Editor's note: Stephanie Coontz teaches history and family studies at The Evergreen State College in Olympia, Washington, and is director of research and public education at the Council on Contemporary Families. Her latest book, "A Strange Stirring: The Feminine Mystique and American Women at the Dawn of the 1960s," will be published in January by Basic Books.
(CNN) -- According to a TIME/Pew research poll released last week, 40 percent of Americans believe that marriage is becoming obsolete, up from just 28 percent in 1978.
In that same poll, only one in four unmarried Americans say they do not want to get married. And among currently married men and women, 80 percent say their marriage is as close as or closer than their parents' marriage.
These seemingly contradictory responses reflect the public's recognition of a new and complex reality. On the one hand, marriage as a voluntary relationship based on love and commitment is held in higher regard than ever, with more people saying that love is essential to marriage (Consider that in 1967, two-thirds of college women said they'd consider marrying a man they didn't love if he met other criteria, such as offering respectability and financial security.)
But as an institution that regulates people's lives, marriage is no longer the social and economic necessity it once was. People can construct successful lives outside marriage in ways that would have been very difficult to manage 50 years ago, and they have a far greater range of choices about whether to marry, when to marry, and how to organize their marriages.
This often makes them more cautious in committing to marriage and more picky about their partners than people were in the past.
In the 1950s, when half of all American women were already married in their teens, marriage was an almost mandatory first step toward adulthood. It was considered the best way to make a man grow up, and in an economy where steady jobs and rising real wages were widely available, that often worked.
For a woman, marriage was deemed the best investment she could make in her future, and in a world where even college-educated women earned less than men with a only a high school education, that often worked for her too.
Marriage was also supposed to be the only context in which people could regularly have sex or raise children. Divorced or unmarried men were routinely judged less qualified for bank loans or job promotions, sexually active single women were stigmatized, and out-of-wedlock children had few legal rights.
Today, however, there are plenty of other ways to grow up, seek financial independence, and meet one's needs for companionship and sex. So what might have seemed a "good enough" reason to enter marriage in the past no longer seems sufficient to many people.
Marriage has become another step, perhaps even the final rather than the first step, in the transition to adulthood -- something many people will not even consider until they are very sure they are capable of taking their relationship to a higher plane.
Couples increasingly want to be certain, before they marry, that they can pay their bills, that neither party is burdened by debt, that each has a secure job or a set of skills attesting to their employability.

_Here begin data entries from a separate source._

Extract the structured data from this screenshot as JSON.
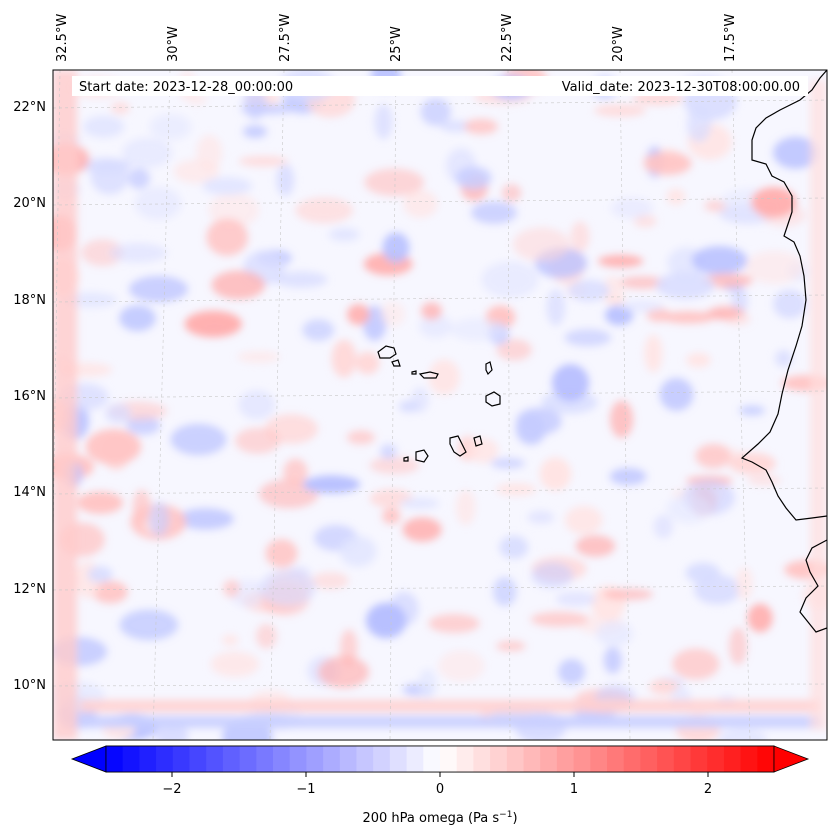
{
  "header": {
    "start_date": "Start date: 2023-12-28_00:00:00",
    "valid_date": "Valid_date: 2023-12-30T08:00:00.00"
  },
  "longitude_labels": [
    "32.5°W",
    "30°W",
    "27.5°W",
    "25°W",
    "22.5°W",
    "20°W",
    "17.5°W"
  ],
  "latitude_labels": [
    "22°N",
    "20°N",
    "18°N",
    "16°N",
    "14°N",
    "12°N",
    "10°N"
  ],
  "colorbar": {
    "label": "200 hPa omega (Pa s",
    "label_sup": "−1",
    "label_close": ")",
    "ticks": [
      "−2",
      "−1",
      "0",
      "1",
      "2"
    ],
    "min": -2.7,
    "max": 2.7,
    "colormap": "bwr",
    "low_color": "#0000ff",
    "mid_color": "#ffffff",
    "high_color": "#ff0000"
  },
  "map": {
    "field": "omega",
    "level": "200 hPa",
    "coastline_color": "#000000",
    "gridline_color": "#c8c8c8"
  }
}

Many are also conscious that as rigid gender roles erode, marriage demands more negotiation and relationship skills than in the past.

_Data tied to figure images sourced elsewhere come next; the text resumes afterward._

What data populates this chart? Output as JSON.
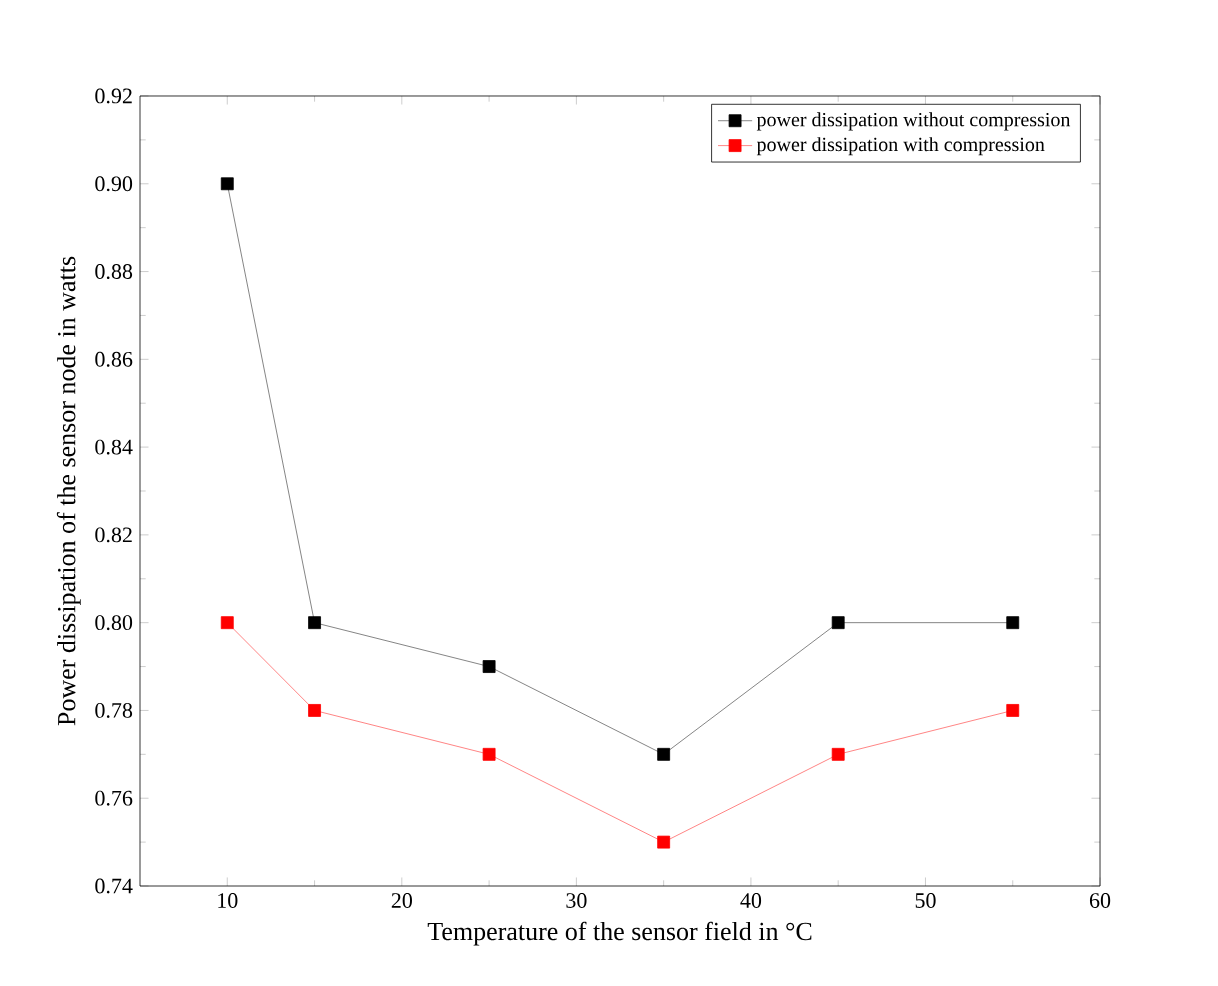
{
  "chart_data": {
    "type": "line",
    "xlabel": "Temperature of the sensor field in °C",
    "ylabel": "Power dissipation of the sensor node in watts",
    "x": [
      10,
      15,
      25,
      35,
      45,
      55
    ],
    "series": [
      {
        "name": "power dissipation without compression",
        "color": "#000000",
        "values": [
          0.9,
          0.8,
          0.79,
          0.77,
          0.8,
          0.8
        ]
      },
      {
        "name": "power dissipation with compression",
        "color": "#ff0000",
        "values": [
          0.8,
          0.78,
          0.77,
          0.75,
          0.77,
          0.78
        ]
      }
    ],
    "xlim": [
      5,
      60
    ],
    "xticks": [
      10,
      20,
      30,
      40,
      50,
      60
    ],
    "ylim": [
      0.74,
      0.92
    ],
    "yticks": [
      {
        "value": 0.74,
        "label": "0.74"
      },
      {
        "value": 0.76,
        "label": "0.76"
      },
      {
        "value": 0.78,
        "label": "0.78"
      },
      {
        "value": 0.8,
        "label": "0.80"
      },
      {
        "value": 0.82,
        "label": "0.82"
      },
      {
        "value": 0.84,
        "label": "0.84"
      },
      {
        "value": 0.86,
        "label": "0.86"
      },
      {
        "value": 0.88,
        "label": "0.88"
      },
      {
        "value": 0.9,
        "label": "0.90"
      },
      {
        "value": 0.92,
        "label": "0.92"
      }
    ],
    "legend": "top right",
    "marker": "square",
    "line_style": "solid",
    "grid": false
  }
}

They often want firsthand experience with how their partner will behave in an intimate relationship, which is why the majority of new marriages come after a period of cohabitation, according to census figures.
These higher expectations are good news for many marriages. People who can meet the high bar that most Americans now feel is appropriate for the transition to marriage -- people who delay marriage to get an education, who have accumulated a nest egg or established themselves in a secure line of work -- typically have higher quality marriages than other Americans, research shows, and their divorce rates have been falling for the past 25 years.

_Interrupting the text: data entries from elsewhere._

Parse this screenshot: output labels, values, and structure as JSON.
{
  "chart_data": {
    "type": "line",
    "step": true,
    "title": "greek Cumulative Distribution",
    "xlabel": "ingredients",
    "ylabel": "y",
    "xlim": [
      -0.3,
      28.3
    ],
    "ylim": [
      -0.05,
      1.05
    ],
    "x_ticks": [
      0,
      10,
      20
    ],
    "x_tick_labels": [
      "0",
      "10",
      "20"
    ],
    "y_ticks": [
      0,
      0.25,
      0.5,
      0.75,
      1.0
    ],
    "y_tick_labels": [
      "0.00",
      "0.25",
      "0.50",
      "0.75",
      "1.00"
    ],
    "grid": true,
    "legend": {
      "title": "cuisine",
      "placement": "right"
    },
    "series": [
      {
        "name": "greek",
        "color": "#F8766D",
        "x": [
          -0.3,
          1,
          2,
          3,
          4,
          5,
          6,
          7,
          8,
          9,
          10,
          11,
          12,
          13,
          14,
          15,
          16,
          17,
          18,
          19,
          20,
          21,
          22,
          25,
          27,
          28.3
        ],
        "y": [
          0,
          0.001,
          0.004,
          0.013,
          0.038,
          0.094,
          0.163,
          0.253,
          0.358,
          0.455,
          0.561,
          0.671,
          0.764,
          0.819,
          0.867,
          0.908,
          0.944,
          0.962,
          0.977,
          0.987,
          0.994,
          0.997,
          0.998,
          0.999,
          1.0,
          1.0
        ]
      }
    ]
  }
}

But these higher expectations pose difficulties for individuals with fewer interpersonal and material resources. Over the past 30 years, job opportunities and real wages have declined substantially for poorly educated men, making them less attractive marriage partners for women. When such men do find stable employment, they often tend to be more interested in a woman with good earnings prospects than someone they have to rescue from poverty.
Today, several studies have shown, economic instability is now more closely associated with marital distress than it used to be.
If a low-income woman finds a stable, employed partner, she will likely be better off by marrying. But if the man she marries loses his job or is less committed and responsible than she had hoped, she may end up worse off than before -- having to support a man who can't or won't pull his own weight.
So the widening economic gap between haves and have-nots that America has experienced in recent decades is increasingly reflected in a widening marriage gap as well. Today two-thirds of people with a college degree are married, compared with less than half of those with a high school degree or less.
Those who begin married life with the most emotional and material advantages reap the greatest gains in those same areas from marriage. The very people who would benefit most from having a reliable long-term partner are the ones least likely to be able to find such a partner or sustain such a relationship.
This is a troubling trend that deserves attention from policy-makers. But the problem does not lie in a lack of family values. The poor value marriage just as highly as anyone else, and they may value children even more. Unfortunately, they are now less and less likely to believe they will be able to live up to the high expectations of modern partnerships, even if they are in love.
There is no easy fix for this problem. But the good news is that families still matter to Americans, including those who are not married.
According to the Pew poll, 76 percent of Americans say family is the most important, meaningful part of their life. Seventy-five percent say they are "very satisfied" with their family life. And 85 percent say that the family they live in today, whatever its form, is as close as or closer than the family in which they grew up. We have a lot of challenges ahead of us, but that's comforting news.
The opinions expressed in this commentary are solely those of Stephanie Coontz.